MOVED: Labyrinth Restaurant has moved to 8 Raffles Avenue #02-23,
Esplanade Mall Singapore 039802.
Autodidactic 29 year-old Han Li Guang serves molecular mod Sin (modern Singapore) cuisine, combining Western cooking methods with Singaporean favorites. Because the food was delicious and confident, it was a shock to learn that Han, former banker, doesn’t have much culinary experience; he worked only 6 months at Garibaldi and studied another 3 at At-Sunrise Globalchef Academy.
There is no a la carte. Set lunch is targeted to start in Apr and 5-course prix fixe dinner at $78+. Even the free bread was impressive. Came with balsamic vinaigrette jam, olive oil powder, and garlic foam.
The first course was a salad, a vegetarian play on steak tartar: the acidity of tomato “steak” tartar was counterbalanced by sweetness of mango “yolk”. Cloud-like fluffs of dehydrated tomato beautified the dish. A nice start.
Second course of deconstructed Singapore chili crab, designed to look like a beach. A lone softshell crab was accompanied by a sweet chili crab ice cream and crab mousse, on “sands” of mantou (bread). Some call this the signature of the restaurant, and fair enough, it was as tasty and fun as it looked. When you eat the crab and ice cream together, the hot crab melts the ice cream–complex, contrasting, and delightful.
For the mains, there was a choice between a deconstructed Hainanese curry rice (potato puree, coriander sponge, chicken balls mimicking chicken cutlet, and curry quinoa risotto pretending to be the gravy-laden rice) OR siew yoke fan, 12-hour slow-cooked roasted pork belly with risotto cooked in ramen broth and sous vide quail egg, acting both as an egg in ramen and siew yoke fan.
The Ex preferred the rather spicy Hainanese curry rice, decorated as a forest, “more textures, more complex, more things going on, more exciting.” But it was too spicy for me. I liked the siew yoke fan more. You have to eat the salty risotto with pork belly to bring out the flavours of fats. When I bit into the crackling skin, it was a mini earthquake crunch of bliss. But the Ex found it too salty.
There were 2 courses of desserts: chendol xiao long bao (red bean wrapped in pandan skin, drizzled with gula melaka) and deconstructed apple crumble, which was similar to, but not as good as the deconstructed blackforest at Petite Menu. I’d suggest getting rid of the apple crumble on the menu, and give 3 chendol soup dumplings, instead of 1.

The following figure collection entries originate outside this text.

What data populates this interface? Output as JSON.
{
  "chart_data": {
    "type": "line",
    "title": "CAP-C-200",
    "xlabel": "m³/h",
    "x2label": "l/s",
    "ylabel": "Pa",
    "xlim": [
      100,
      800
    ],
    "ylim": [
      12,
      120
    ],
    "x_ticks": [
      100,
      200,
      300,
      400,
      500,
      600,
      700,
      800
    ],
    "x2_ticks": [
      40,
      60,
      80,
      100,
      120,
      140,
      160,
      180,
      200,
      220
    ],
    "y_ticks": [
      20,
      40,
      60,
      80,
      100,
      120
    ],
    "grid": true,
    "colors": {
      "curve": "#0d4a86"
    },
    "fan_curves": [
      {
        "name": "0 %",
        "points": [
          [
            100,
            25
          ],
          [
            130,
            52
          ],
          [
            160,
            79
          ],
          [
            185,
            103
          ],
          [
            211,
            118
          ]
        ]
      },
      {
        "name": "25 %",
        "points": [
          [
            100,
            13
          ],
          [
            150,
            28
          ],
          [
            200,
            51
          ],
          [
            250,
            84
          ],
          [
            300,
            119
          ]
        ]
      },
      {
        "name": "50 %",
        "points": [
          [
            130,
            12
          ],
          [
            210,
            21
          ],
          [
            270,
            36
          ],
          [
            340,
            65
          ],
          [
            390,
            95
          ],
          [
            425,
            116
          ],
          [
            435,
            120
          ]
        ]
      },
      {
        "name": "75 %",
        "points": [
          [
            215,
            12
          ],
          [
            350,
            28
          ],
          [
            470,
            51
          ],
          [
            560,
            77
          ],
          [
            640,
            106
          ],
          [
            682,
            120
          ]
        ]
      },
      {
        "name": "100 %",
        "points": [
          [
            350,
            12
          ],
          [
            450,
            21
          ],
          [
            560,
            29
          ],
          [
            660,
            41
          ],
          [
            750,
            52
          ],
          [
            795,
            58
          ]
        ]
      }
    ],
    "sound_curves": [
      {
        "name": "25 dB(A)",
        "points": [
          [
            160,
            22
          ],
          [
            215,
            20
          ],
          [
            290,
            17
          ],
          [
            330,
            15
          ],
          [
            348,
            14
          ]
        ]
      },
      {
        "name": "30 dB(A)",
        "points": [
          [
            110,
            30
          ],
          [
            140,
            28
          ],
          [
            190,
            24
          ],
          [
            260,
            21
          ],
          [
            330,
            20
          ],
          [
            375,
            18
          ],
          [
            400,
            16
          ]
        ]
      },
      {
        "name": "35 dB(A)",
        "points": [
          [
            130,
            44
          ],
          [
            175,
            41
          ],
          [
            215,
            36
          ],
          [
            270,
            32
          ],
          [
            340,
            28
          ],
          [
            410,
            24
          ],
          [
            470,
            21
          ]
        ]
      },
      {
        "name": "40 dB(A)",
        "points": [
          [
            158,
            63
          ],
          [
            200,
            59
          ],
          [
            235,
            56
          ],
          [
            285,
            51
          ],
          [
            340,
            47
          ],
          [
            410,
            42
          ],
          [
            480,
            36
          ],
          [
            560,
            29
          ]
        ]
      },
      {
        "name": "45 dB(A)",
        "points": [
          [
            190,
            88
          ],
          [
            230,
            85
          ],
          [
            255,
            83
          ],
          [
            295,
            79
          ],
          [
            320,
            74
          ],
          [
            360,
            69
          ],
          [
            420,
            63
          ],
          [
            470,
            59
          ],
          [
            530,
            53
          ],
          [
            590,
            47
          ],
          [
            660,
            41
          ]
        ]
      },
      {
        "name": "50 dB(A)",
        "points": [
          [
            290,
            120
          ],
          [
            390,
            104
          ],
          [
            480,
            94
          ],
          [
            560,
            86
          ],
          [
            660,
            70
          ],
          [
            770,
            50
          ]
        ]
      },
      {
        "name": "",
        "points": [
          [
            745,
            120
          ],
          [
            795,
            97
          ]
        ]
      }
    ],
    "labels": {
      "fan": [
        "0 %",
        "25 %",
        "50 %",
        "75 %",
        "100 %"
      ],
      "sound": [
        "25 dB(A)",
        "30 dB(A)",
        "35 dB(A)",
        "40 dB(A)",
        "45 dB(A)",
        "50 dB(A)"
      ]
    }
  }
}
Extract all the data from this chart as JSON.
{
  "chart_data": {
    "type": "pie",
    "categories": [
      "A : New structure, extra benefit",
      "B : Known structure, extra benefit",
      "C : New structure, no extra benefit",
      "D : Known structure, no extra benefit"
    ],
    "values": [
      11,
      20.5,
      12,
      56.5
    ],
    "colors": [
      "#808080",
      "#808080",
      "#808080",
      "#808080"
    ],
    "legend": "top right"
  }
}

There are many things to love about Labyrinth: (1) Extremely innovative: This is the first time that somebody has combined molecular gastronomy with local hawker fare to such great success, everything was delicious; (2) while Han worked at Garibaldi, his style is closer to Restaurant Andre (#6 Restaurant in Asia), but Labyrinth’s food was way more delectable and memorable and cheaper than Andre at $400/pax; and (3) the food was unpretentious and uncompromising. For examples, the Hainanese curry rice tasted exactly like what it should be, the spiciness wasn’t lowered to suit non-locals’ palates. Siew yoke fan retained its original hawker name on the menu, instead of anglicizing it to pork belly rice. Xiao long bao on menu, not soup dumplings.
There are, however, two issues to giam (critique): (1) the obvious one is there weren’t food choices, and (2) the decor affects the service. Because food is served over the bar, customers have to receive plates from chefs. In a good restaurant, customers should never serve themselves. That’s what the service charge is for. In all other areas, the service was tentative but good. (This is the same complaint I had for Izy.)
I have great esteem and regards for the intimate and personal haven that Han has created. I have a sense he works for passion, not for profits. Among new local chefs under 40, I’d list him as one of my top 3 favorites. Highly recommended. By far the most interesting and original restaurant this year. Including an inexpensive and easy bottle of wine ($45), we spent about $220 for two.